UK's NHS failed to collect data on cancer treatment outcome

The NHS has spent almost £1bn giving 74,000 cancer patients drugs rejected by the medicines regulator but does not know if they have extended their lives, the National Audit Office has said.
In a new report released, the NAO castigated the NHS and Department of Health’s failure to collect data on the outcomes experienced by patients helped by the Cancer Drugs Fund as a major weakness.
Meg Hillier, the Labour MP who chairs the public accounts committee, said the NHS and the Department of Health’s failure to ensure data collation “makes no sense” and made it impossible to judge if the scheme had succeeded in extending patients’ survival.

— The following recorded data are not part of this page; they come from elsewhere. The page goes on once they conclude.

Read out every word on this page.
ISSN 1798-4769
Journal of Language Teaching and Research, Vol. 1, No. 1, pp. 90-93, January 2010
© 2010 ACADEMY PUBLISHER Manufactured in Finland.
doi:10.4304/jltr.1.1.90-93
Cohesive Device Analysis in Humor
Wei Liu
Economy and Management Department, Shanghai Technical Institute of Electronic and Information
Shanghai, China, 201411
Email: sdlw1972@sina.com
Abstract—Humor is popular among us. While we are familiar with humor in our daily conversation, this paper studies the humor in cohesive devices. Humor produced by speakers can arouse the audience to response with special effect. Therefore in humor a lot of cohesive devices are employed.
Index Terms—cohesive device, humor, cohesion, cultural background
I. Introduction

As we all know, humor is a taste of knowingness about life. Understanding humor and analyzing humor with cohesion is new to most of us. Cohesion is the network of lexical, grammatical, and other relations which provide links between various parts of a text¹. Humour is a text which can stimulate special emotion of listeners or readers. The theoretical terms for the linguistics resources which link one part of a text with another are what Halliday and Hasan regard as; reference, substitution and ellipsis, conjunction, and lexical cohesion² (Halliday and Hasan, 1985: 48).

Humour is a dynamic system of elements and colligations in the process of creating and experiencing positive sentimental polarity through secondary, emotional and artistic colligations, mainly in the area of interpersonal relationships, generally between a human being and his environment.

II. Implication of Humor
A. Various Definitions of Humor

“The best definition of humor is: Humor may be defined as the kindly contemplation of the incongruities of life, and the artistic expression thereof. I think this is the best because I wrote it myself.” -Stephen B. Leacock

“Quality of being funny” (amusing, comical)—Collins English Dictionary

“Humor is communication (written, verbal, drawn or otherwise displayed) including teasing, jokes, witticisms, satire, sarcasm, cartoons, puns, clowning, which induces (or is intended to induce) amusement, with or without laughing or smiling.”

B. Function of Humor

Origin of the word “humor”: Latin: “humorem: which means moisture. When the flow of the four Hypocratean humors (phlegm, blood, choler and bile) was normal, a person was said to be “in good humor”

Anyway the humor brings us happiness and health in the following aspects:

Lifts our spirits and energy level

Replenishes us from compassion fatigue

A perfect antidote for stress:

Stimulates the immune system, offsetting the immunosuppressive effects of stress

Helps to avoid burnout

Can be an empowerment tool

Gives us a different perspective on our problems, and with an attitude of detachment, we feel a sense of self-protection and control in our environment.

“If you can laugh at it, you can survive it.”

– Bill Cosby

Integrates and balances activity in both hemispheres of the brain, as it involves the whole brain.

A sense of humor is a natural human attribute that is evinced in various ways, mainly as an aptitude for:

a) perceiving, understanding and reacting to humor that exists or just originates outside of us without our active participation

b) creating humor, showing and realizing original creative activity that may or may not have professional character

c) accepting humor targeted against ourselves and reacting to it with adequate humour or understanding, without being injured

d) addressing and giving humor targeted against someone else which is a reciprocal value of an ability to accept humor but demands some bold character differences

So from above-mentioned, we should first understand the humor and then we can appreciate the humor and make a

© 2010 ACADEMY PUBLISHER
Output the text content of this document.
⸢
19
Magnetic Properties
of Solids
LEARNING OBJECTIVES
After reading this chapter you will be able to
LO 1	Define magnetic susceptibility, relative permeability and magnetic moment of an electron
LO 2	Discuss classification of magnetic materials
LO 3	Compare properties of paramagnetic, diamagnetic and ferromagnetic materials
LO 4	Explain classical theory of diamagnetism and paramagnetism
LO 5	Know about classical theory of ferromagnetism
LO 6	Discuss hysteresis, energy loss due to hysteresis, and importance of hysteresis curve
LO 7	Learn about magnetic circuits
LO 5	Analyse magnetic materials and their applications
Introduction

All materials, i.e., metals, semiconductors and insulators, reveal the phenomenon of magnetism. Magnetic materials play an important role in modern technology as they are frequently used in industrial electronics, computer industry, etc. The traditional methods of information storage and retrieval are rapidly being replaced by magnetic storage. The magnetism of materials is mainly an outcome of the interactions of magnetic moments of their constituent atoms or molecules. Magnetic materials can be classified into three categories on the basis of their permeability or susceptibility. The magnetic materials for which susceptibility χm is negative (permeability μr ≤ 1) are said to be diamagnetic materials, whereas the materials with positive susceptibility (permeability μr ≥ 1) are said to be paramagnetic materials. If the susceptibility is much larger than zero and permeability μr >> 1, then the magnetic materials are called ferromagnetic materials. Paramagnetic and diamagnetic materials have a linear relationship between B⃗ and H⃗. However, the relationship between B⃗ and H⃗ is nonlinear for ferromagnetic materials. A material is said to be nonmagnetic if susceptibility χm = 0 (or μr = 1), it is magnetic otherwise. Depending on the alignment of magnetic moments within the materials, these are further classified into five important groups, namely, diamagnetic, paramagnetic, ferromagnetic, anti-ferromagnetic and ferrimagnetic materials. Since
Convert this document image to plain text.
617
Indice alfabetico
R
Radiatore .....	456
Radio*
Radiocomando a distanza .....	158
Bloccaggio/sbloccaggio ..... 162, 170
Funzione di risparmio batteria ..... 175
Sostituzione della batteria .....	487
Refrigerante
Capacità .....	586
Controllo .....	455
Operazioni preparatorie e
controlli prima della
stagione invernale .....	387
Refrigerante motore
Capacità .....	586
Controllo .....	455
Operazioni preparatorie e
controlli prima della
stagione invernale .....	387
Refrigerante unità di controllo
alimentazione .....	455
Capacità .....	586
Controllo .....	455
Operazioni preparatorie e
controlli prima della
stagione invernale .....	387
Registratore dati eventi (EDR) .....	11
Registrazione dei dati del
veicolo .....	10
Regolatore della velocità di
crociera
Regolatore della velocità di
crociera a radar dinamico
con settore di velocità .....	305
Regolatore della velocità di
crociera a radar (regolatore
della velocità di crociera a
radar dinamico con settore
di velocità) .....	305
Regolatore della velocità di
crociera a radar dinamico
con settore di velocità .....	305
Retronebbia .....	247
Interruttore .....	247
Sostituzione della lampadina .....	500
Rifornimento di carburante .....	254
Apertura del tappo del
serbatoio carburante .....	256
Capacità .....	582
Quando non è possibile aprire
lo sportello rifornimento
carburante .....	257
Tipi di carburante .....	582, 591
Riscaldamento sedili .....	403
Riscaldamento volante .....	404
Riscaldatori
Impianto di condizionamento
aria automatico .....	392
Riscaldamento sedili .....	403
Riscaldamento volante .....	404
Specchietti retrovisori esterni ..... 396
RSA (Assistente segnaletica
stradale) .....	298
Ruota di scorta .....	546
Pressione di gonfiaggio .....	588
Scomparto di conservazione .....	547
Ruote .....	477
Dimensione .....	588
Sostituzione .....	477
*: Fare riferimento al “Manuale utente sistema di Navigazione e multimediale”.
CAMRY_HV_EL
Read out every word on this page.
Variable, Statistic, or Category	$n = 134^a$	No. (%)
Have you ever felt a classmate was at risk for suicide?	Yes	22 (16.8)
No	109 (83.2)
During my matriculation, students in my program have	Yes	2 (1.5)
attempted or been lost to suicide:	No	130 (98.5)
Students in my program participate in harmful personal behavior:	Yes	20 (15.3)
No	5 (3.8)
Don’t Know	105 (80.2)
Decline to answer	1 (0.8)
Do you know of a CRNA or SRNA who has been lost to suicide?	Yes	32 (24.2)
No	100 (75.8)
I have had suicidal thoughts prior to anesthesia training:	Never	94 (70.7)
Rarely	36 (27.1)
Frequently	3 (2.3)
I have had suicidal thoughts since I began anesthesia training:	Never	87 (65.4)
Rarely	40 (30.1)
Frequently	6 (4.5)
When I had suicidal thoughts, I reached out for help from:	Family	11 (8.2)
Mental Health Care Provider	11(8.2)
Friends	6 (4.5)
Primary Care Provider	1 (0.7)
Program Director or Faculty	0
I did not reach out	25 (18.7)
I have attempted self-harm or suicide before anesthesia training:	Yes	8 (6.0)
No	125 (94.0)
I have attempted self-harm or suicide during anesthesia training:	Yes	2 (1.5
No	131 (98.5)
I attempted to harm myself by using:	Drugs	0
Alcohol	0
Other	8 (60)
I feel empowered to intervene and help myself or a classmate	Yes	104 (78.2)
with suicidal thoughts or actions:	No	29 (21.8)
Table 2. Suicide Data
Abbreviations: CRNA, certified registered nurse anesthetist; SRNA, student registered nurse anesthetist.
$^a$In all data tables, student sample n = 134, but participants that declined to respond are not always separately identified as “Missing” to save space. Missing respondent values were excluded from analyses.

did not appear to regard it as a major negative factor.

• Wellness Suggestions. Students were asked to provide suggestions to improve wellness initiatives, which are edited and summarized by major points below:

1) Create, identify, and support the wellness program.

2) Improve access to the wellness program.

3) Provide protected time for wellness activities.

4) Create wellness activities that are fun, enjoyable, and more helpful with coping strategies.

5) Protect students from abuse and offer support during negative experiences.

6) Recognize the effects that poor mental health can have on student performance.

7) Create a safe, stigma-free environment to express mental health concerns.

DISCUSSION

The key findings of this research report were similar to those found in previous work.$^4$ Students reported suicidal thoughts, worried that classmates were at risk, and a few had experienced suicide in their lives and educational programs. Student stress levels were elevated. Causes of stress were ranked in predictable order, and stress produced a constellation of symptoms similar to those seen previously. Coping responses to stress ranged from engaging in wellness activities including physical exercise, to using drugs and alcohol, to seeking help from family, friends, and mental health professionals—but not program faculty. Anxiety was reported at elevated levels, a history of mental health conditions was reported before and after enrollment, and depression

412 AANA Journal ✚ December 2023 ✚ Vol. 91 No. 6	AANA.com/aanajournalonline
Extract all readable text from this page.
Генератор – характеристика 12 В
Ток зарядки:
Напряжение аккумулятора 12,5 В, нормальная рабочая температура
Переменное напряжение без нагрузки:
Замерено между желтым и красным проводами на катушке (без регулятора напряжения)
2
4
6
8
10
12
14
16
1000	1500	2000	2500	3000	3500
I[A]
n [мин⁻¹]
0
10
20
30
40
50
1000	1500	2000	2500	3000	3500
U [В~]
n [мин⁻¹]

The budgets of other NHS services have also suffered as a result of spending sums as large as £416m a year on the fund, the public spending watchdog found.While some patients have received drugs costing less than £10,000, others got medication costing more than £100,000. Initially the fund underspent its budget by 28%. But recently it has overshot it and is likely to spend £70m more than planned in 2015-16, the NAO said.Heidi Alexander, the shadow health secretary, said the scaling back of the fund represented a broken promise by the Conservatives, who had pledged to continue investing if re-elected in May.
She said: “The Tories promised to fix the broken system for funding cancer medicines in the last parliament, but failed to do so. Now they are having to remove drugs from the Cancer Drugs Fund, breaking one of David Cameron’s key election pledges to cancer patients.”
The Department of Health said it remained committed to the fund.